WEBB
- Waterville, Maine; United States;
- Broadcast area: Central Maine
- Frequency: 98.5 MHz
- Branding: B 98.5

Programming
- Format: Country
- Affiliations: New England Patriots Radio Network

Ownership
- Owner: Townsquare Media; (Townsquare License, LLC);
- Sister stations: WJZN; WMME-FM;

History
- First air date: March 26, 1968 (as WTVL-FM at 98.3)
- Former call signs: WTVL-FM (1968–1985); WDBX (1985–1987); WTVL-FM (1987–1993);
- Former frequencies: 98.3 MHz (1968–1985)

Technical information
- Facility ID: 52608
- Class: C1
- ERP: 61,000 watts
- HAAT: 93 meters (305 ft)

Links
- Webcast: Listen live
- Website: www.b985.fm

= WEBB =

WEBB (98.5 FM) is a country formatted radio station licensed to Waterville, Maine.
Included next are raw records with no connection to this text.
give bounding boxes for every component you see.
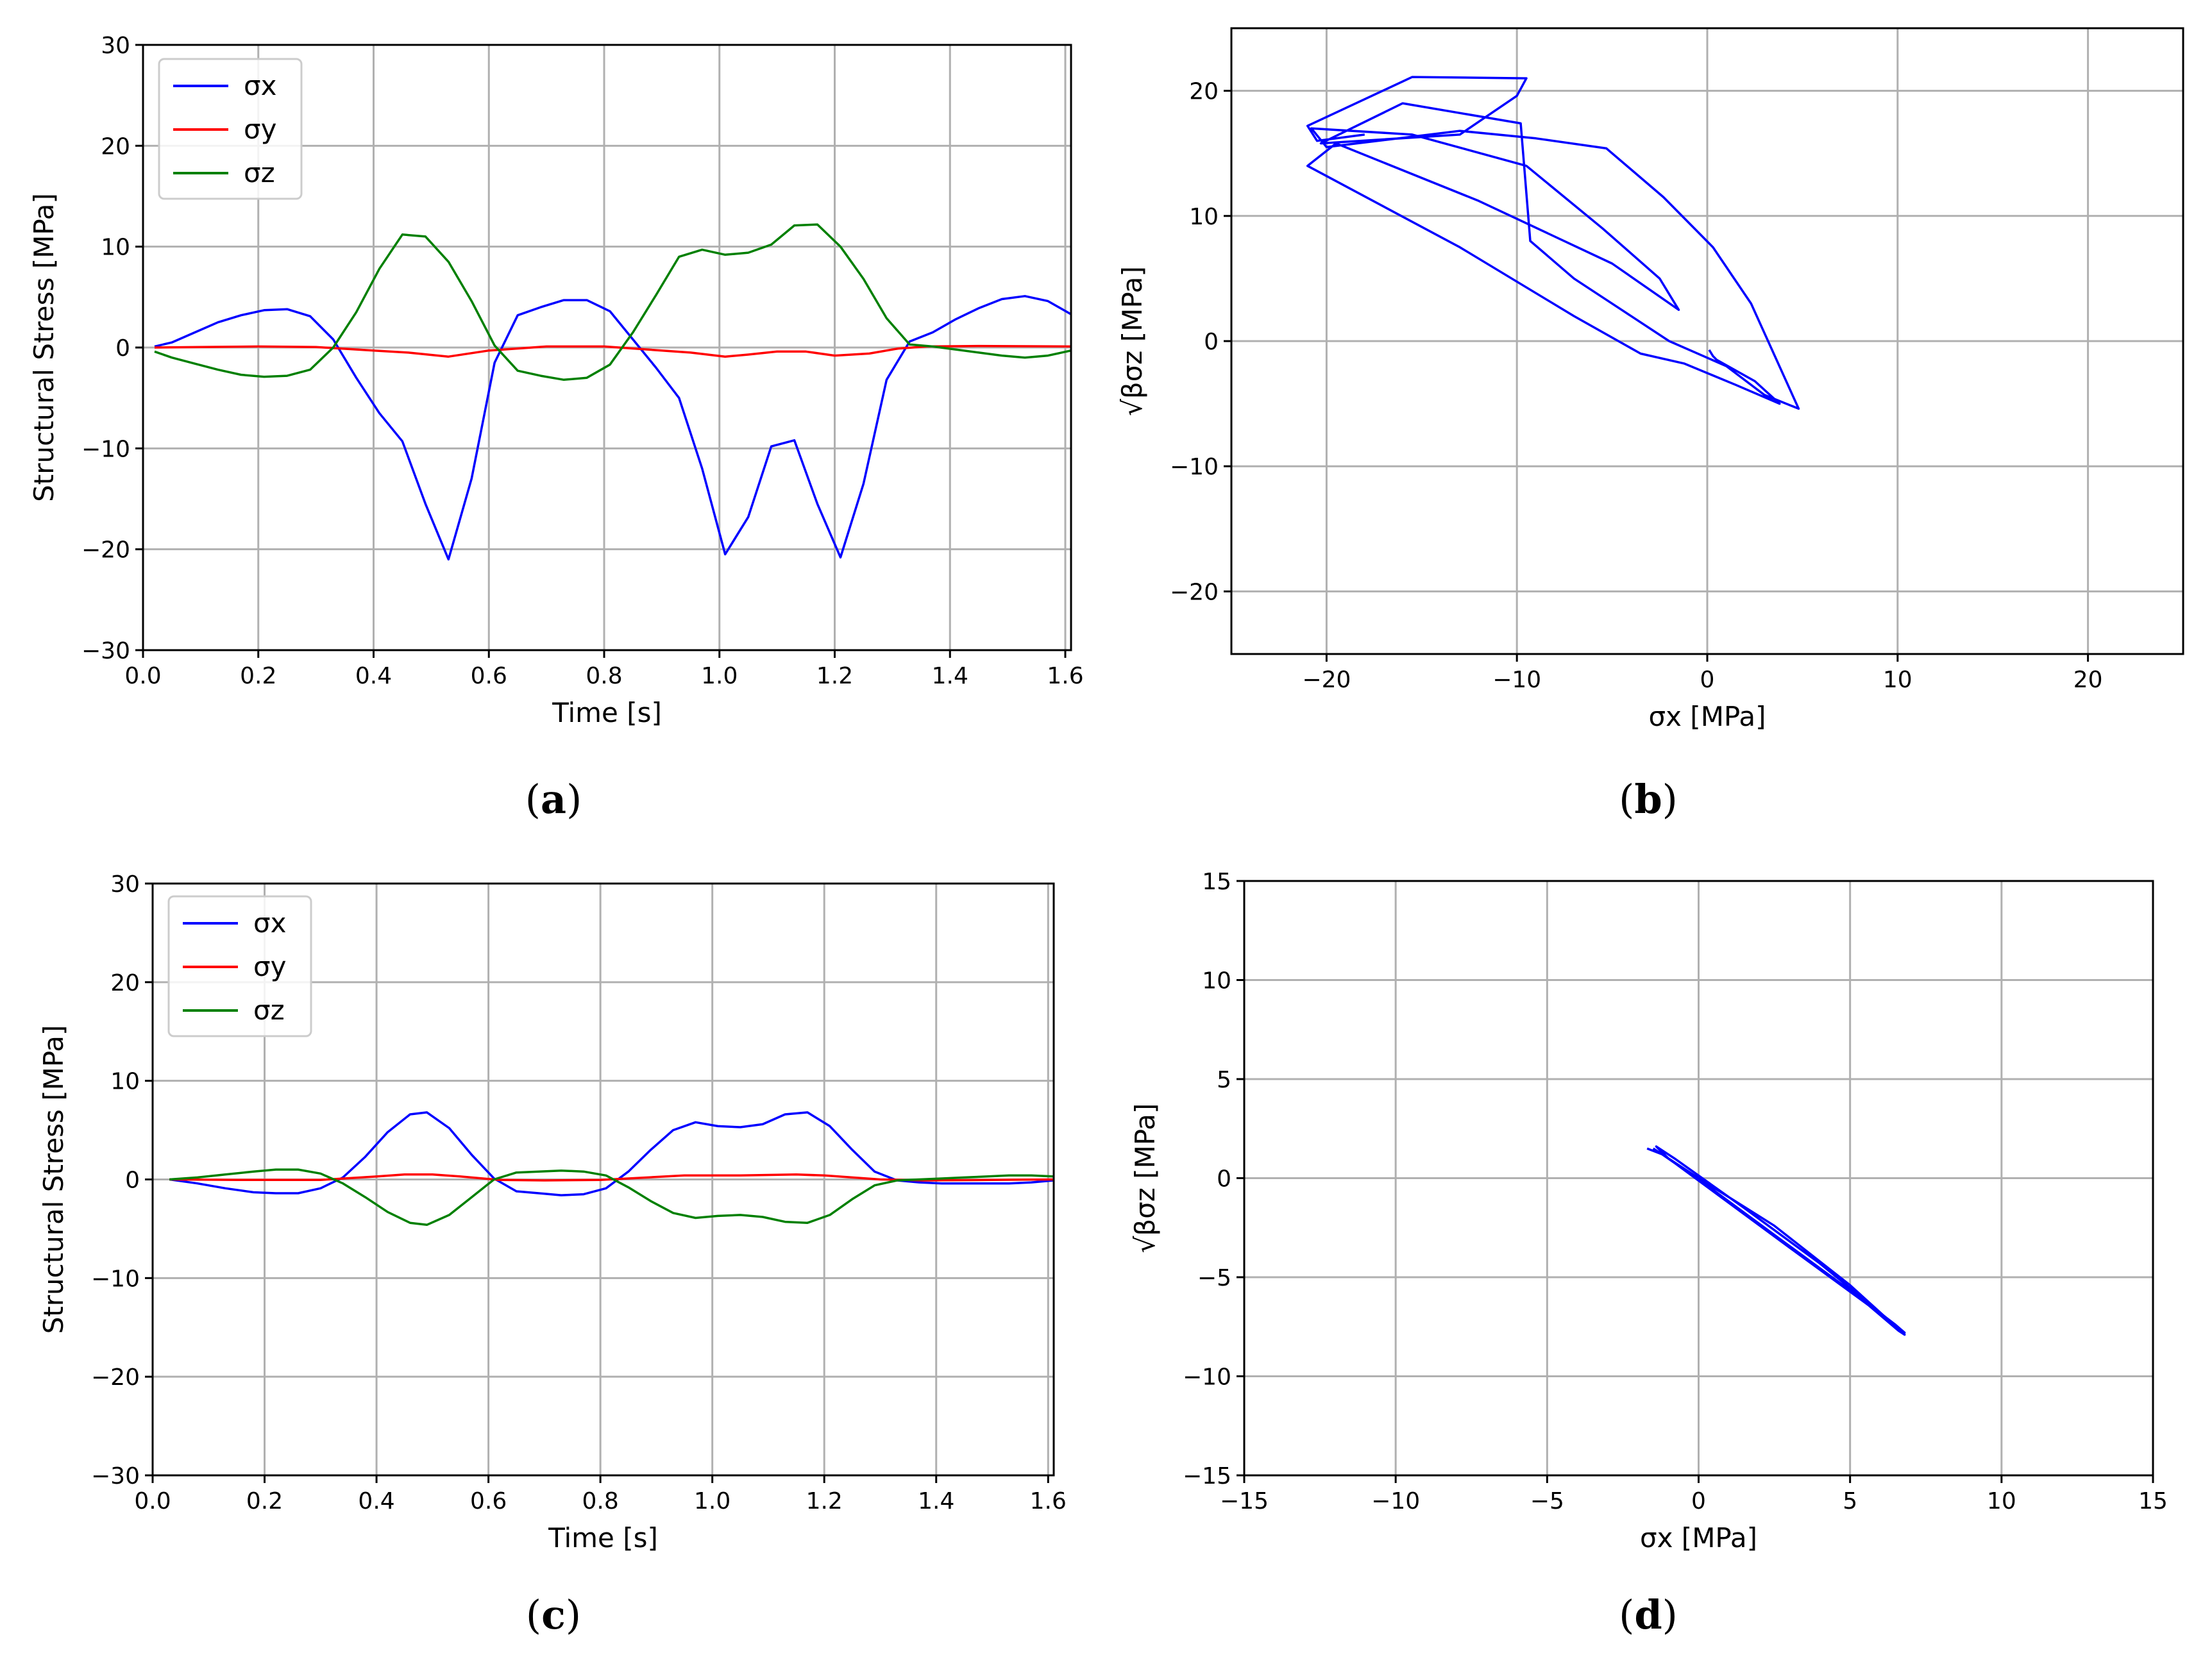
- x-tick-label: −15: [1220, 1488, 1269, 1514]
- x-tick-label: 0.4: [355, 663, 392, 689]
- x-tick-label: 1.2: [806, 1488, 843, 1514]
- x-axis-label: σx [MPa]: [1640, 1522, 1757, 1554]
- y-tick-label: −10: [1183, 1364, 1231, 1391]
- x-tick-label: 0.4: [358, 1488, 394, 1514]
- legend: σx σy σz: [158, 58, 303, 200]
- legend-label: σx: [253, 907, 286, 939]
- chart-c: 0.0 0.2 0.4 0.6 0.8 1.0 1.2 1.4 1.6 −30 −20 −10 0 10 2…: [38, 871, 1067, 1638]
- x-tick-label: 0.0: [124, 663, 161, 689]
- y-tick-label: −20: [91, 1364, 140, 1391]
- x-tick-label: −10: [1371, 1488, 1420, 1514]
- y-tick-label: 0: [125, 1168, 140, 1194]
- y-tick-label: −20: [1170, 579, 1219, 605]
- x-tick-label: 0: [1691, 1488, 1706, 1514]
- x-tick-label: 10: [1883, 667, 1912, 693]
- x-tick-label: 1.4: [932, 663, 968, 689]
- y-tick-label: 20: [1189, 79, 1219, 105]
- y-tick-label: −30: [91, 1463, 140, 1489]
- y-tick-label: −20: [81, 537, 130, 564]
- y-tick-label: −10: [91, 1266, 140, 1292]
- y-tick-label: −15: [1183, 1463, 1231, 1489]
- y-tick-label: 20: [101, 133, 130, 160]
- panel-label: (c): [526, 1591, 581, 1638]
- y-tick-label: −5: [1197, 1265, 1231, 1291]
- legend-label: σz: [253, 994, 285, 1026]
- x-tick-label: 10: [1987, 1488, 2016, 1514]
- chart-b: −20 −10 0 10 20 −20 −10 0 10 20 σx [MPa] √βσz [MPa]…: [1117, 27, 2184, 823]
- x-axis-label: Time [s]: [552, 697, 662, 728]
- y-tick-label: 20: [110, 970, 140, 996]
- y-tick-label: 15: [1202, 869, 1231, 895]
- series-line-a-0: [154, 295, 1071, 561]
- x-tick-label: 1.0: [694, 1488, 730, 1514]
- x-tick-label: 0.8: [586, 663, 622, 689]
- x-axis-label: σx [MPa]: [1648, 701, 1766, 732]
- series-line-d-0: [1646, 1145, 1906, 1336]
- y-tick-label: 30: [101, 33, 130, 59]
- x-tick-label: 0.8: [582, 1488, 619, 1514]
- x-tick-label: 0.0: [134, 1488, 171, 1514]
- x-tick-label: 1.0: [701, 663, 738, 689]
- x-tick-label: 1.6: [1047, 663, 1083, 689]
- series-line-a-1: [154, 344, 1071, 358]
- panel-label: (a): [525, 776, 582, 823]
- series-line-b-0: [1306, 76, 1800, 410]
- y-tick-label: 5: [1217, 1067, 1231, 1093]
- y-tick-label: −10: [81, 436, 130, 462]
- series-line-c-0: [169, 1111, 1054, 1196]
- chart-a: 0.0 0.2 0.4 0.6 0.8 1.0 1.2 1.4 1.6 −30 −20 −10 0 10 2…: [28, 33, 1084, 823]
- y-tick-label: −30: [81, 638, 130, 664]
- x-tick-label: 1.2: [816, 663, 853, 689]
- x-tick-label: −10: [1492, 667, 1541, 693]
- x-tick-label: 1.4: [918, 1488, 954, 1514]
- legend-box: [158, 58, 303, 200]
- x-tick-label: 0.6: [470, 1488, 507, 1514]
- x-tick-label: 0.2: [240, 663, 276, 689]
- y-tick-label: 10: [101, 235, 130, 261]
- x-tick-label: 15: [2138, 1488, 2168, 1514]
- x-tick-label: 1.6: [1030, 1488, 1067, 1514]
- series-line-a-2: [154, 223, 1071, 381]
- legend-label: σy: [253, 951, 286, 982]
- y-tick-label: −10: [1170, 454, 1219, 480]
- y-axis-label: √βσz [MPa]: [1117, 266, 1148, 416]
- series-line-c-1: [169, 1173, 1054, 1182]
- legend: σx σy σz: [167, 895, 312, 1037]
- x-tick-label: 0.2: [246, 1488, 283, 1514]
- y-axis-label: Structural Stress [MPa]: [38, 1025, 69, 1334]
- x-tick-label: 20: [2073, 667, 2103, 693]
- series-line-c-2: [169, 1168, 1054, 1227]
- legend-label: σy: [244, 113, 276, 145]
- y-tick-label: 0: [1217, 1166, 1231, 1193]
- y-tick-label: 10: [1202, 968, 1231, 994]
- y-axis-label: √βσz [MPa]: [1129, 1103, 1161, 1253]
- x-tick-label: 0.6: [471, 663, 507, 689]
- x-tick-label: 0: [1700, 667, 1715, 693]
- x-tick-label: −5: [1530, 1488, 1564, 1514]
- y-tick-label: 30: [110, 871, 140, 898]
- y-tick-label: 10: [1189, 204, 1219, 230]
- x-axis-label: Time [s]: [548, 1522, 658, 1554]
- y-tick-label: 0: [1204, 329, 1219, 355]
- y-axis-label: Structural Stress [MPa]: [28, 193, 60, 502]
- legend-label: σx: [244, 70, 276, 101]
- y-tick-label: 10: [110, 1069, 140, 1095]
- panel-label: (d): [1619, 1591, 1678, 1638]
- legend-label: σz: [244, 157, 275, 189]
- x-tick-label: −20: [1302, 667, 1351, 693]
- x-tick-label: 5: [1843, 1488, 1857, 1514]
- panel-label: (b): [1619, 776, 1678, 823]
- chart-d: −15 −10 −5 0 5 10 15 −15 −10 −5 0 5 10 15 σx [MPa] √βσz…: [1129, 869, 2168, 1638]
- legend-box: [167, 895, 312, 1037]
- y-tick-label: 0: [115, 335, 130, 362]
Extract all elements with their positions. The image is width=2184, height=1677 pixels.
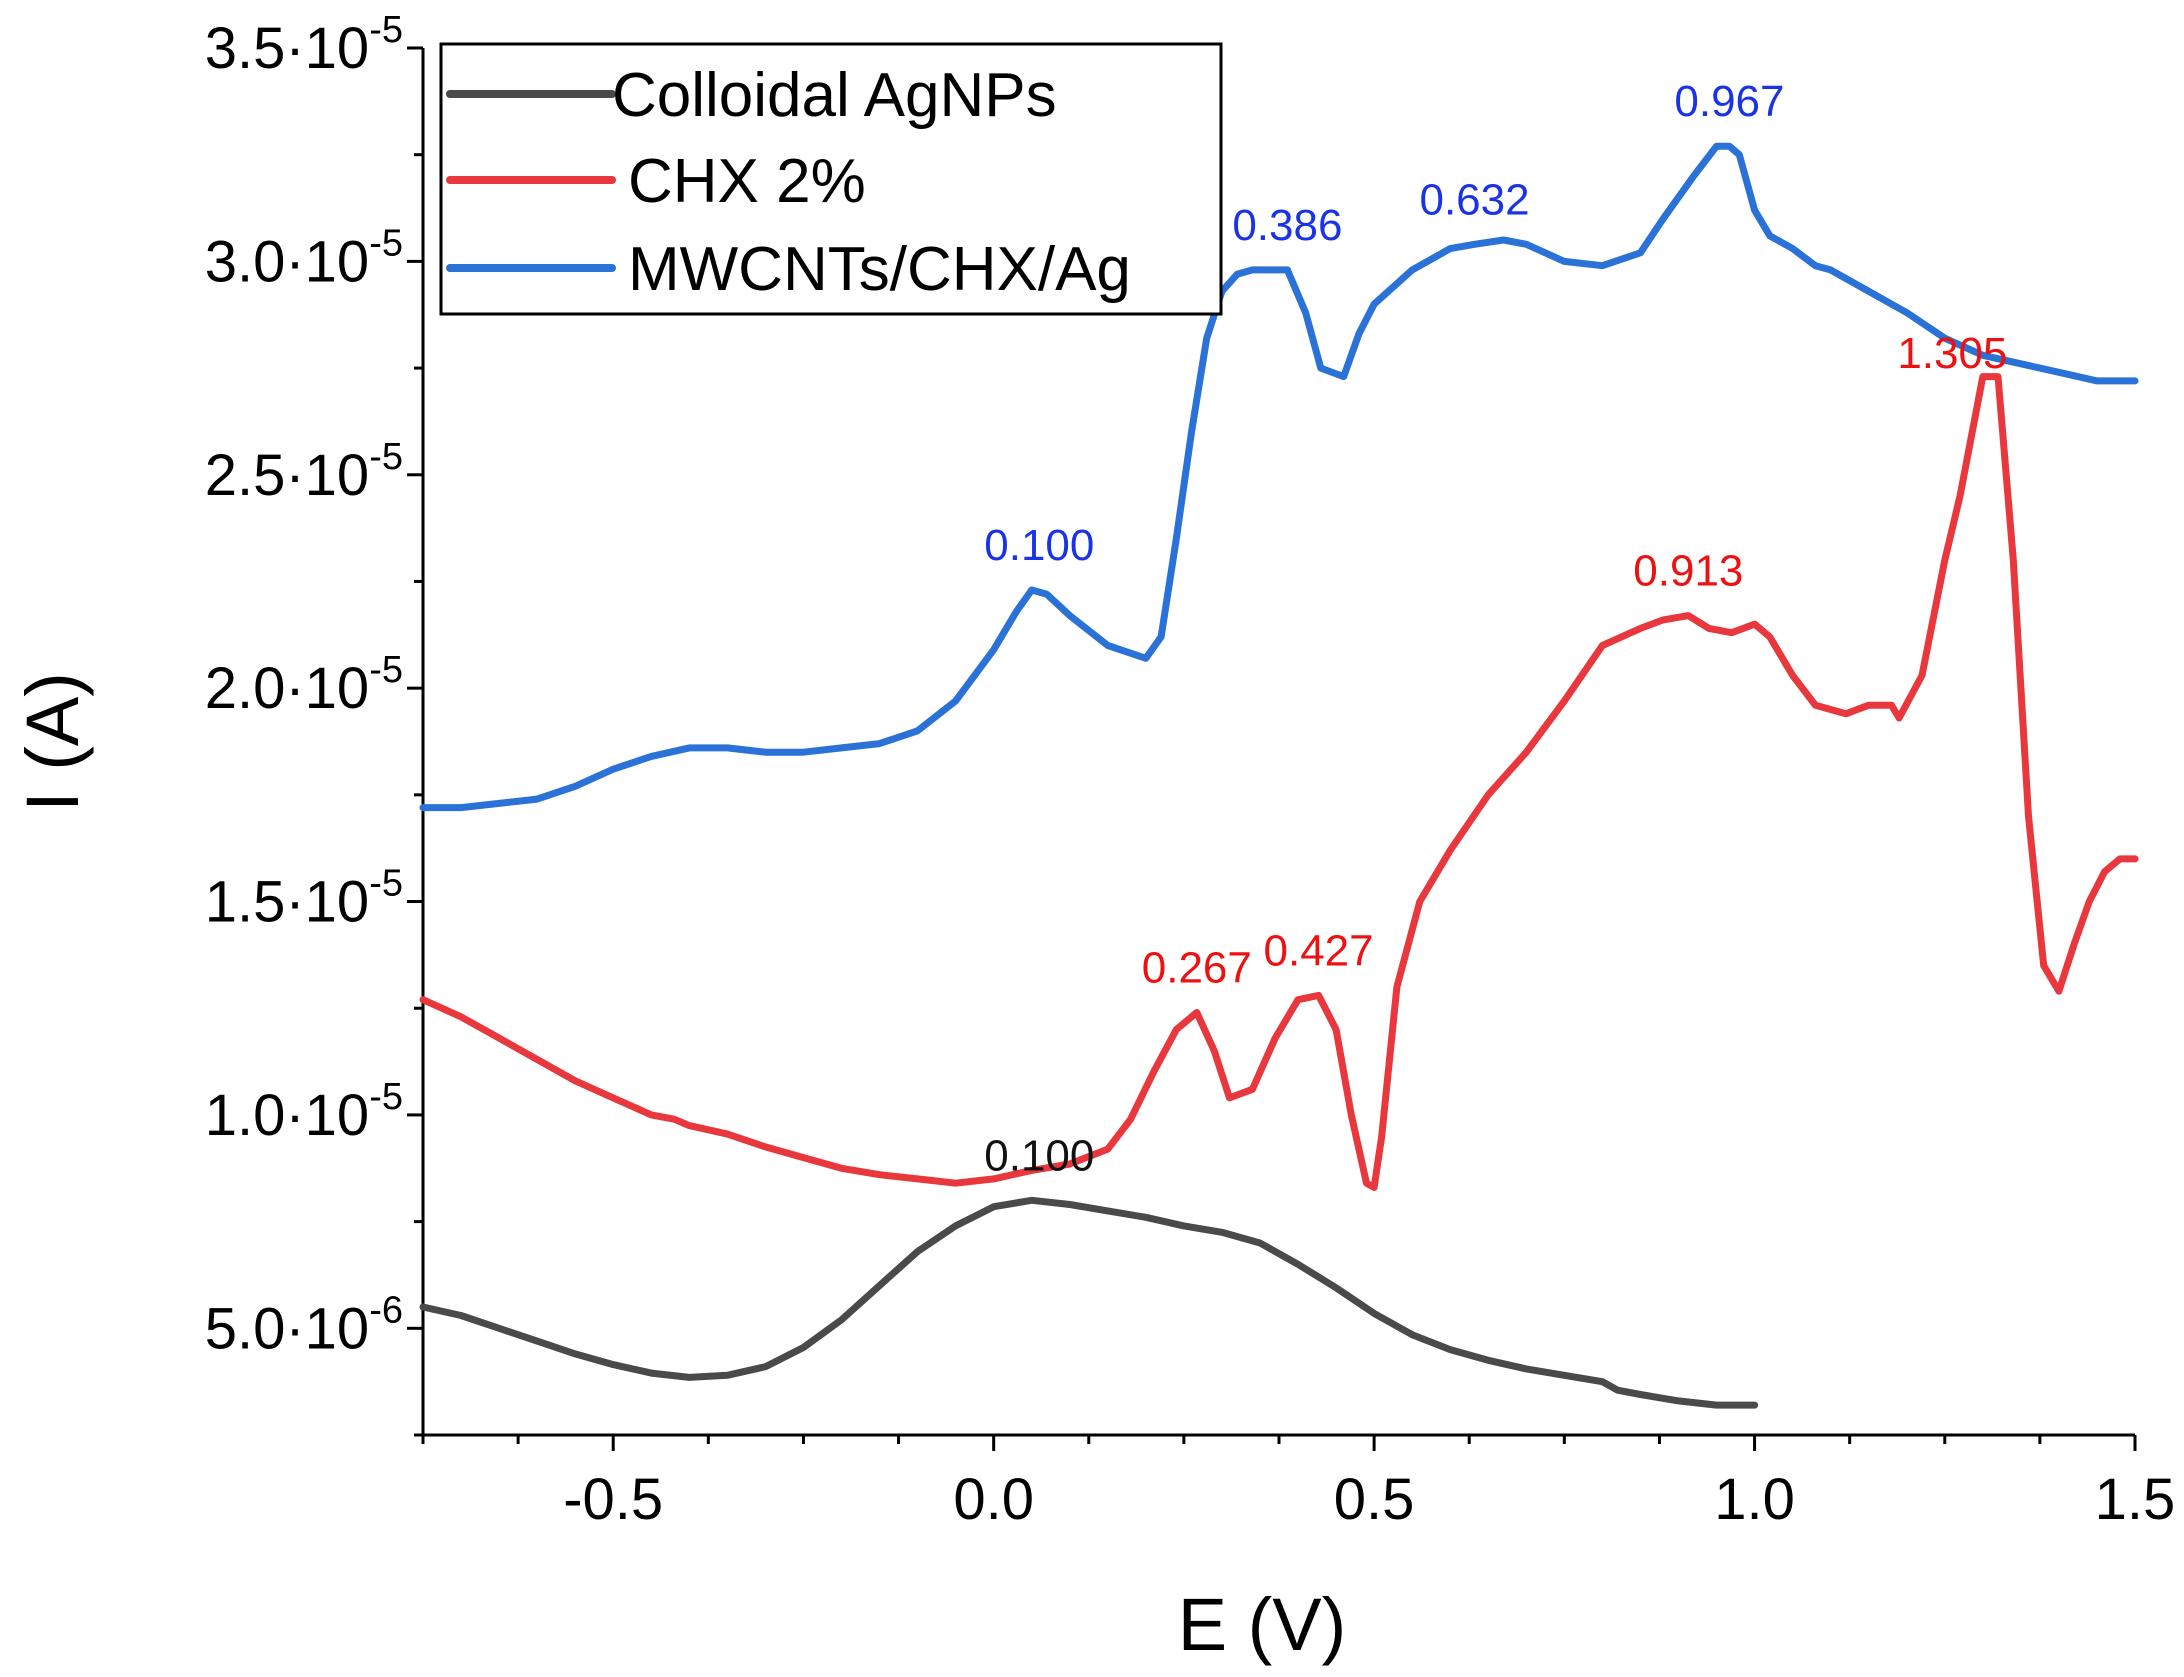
legend: Colloidal AgNPs CHX 2% MWCNTs/CHX/Ag (439, 42, 1223, 316)
peak-label-mwcnts-chx-ag-1: 0.386 (1232, 201, 1342, 250)
y-tick-label-0: 5.0·10-6 (205, 1289, 403, 1361)
series-line-mwcnts-chx-ag (419, 142, 2139, 812)
peak-label-mwcnts-chx-ag-3: 0.967 (1674, 77, 1784, 126)
legend-label-chx: CHX 2% (628, 147, 866, 216)
peak-label-chx-2-6: 0.267 (1142, 943, 1252, 992)
peak-label-chx-2-7: 0.427 (1264, 926, 1374, 975)
peak-label-colloidal-agnps-8: 0.100 (984, 1131, 1094, 1180)
x-tick-label-1: 0.0 (953, 1467, 1034, 1532)
x-tick-label-0: -0.5 (563, 1467, 663, 1532)
series-line-chx-2 (419, 373, 2139, 1191)
y-tick-label-3: 2.0·10-5 (205, 649, 403, 721)
x-tick-label-2: 0.5 (1334, 1467, 1415, 1532)
ticks: -0.5 0.0 0.5 1.0 1.5 5.0·10-6 1.0·10-5 1.5·10-5… (205, 9, 2176, 1532)
y-tick-label-4: 2.5·10-5 (205, 436, 403, 508)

It is owned by Townsquare Media. It used to be simulcast on AM 1490 WTVL. Its studios are located along with WMME-FM and WJZN in Augusta. The station's signal can also be received in parts of the Bangor market. On air personalities include Buzz and Brittany in the Morning, Buzz Bradley, Brittany Rose, Quinn Alexander, and Sam Alex.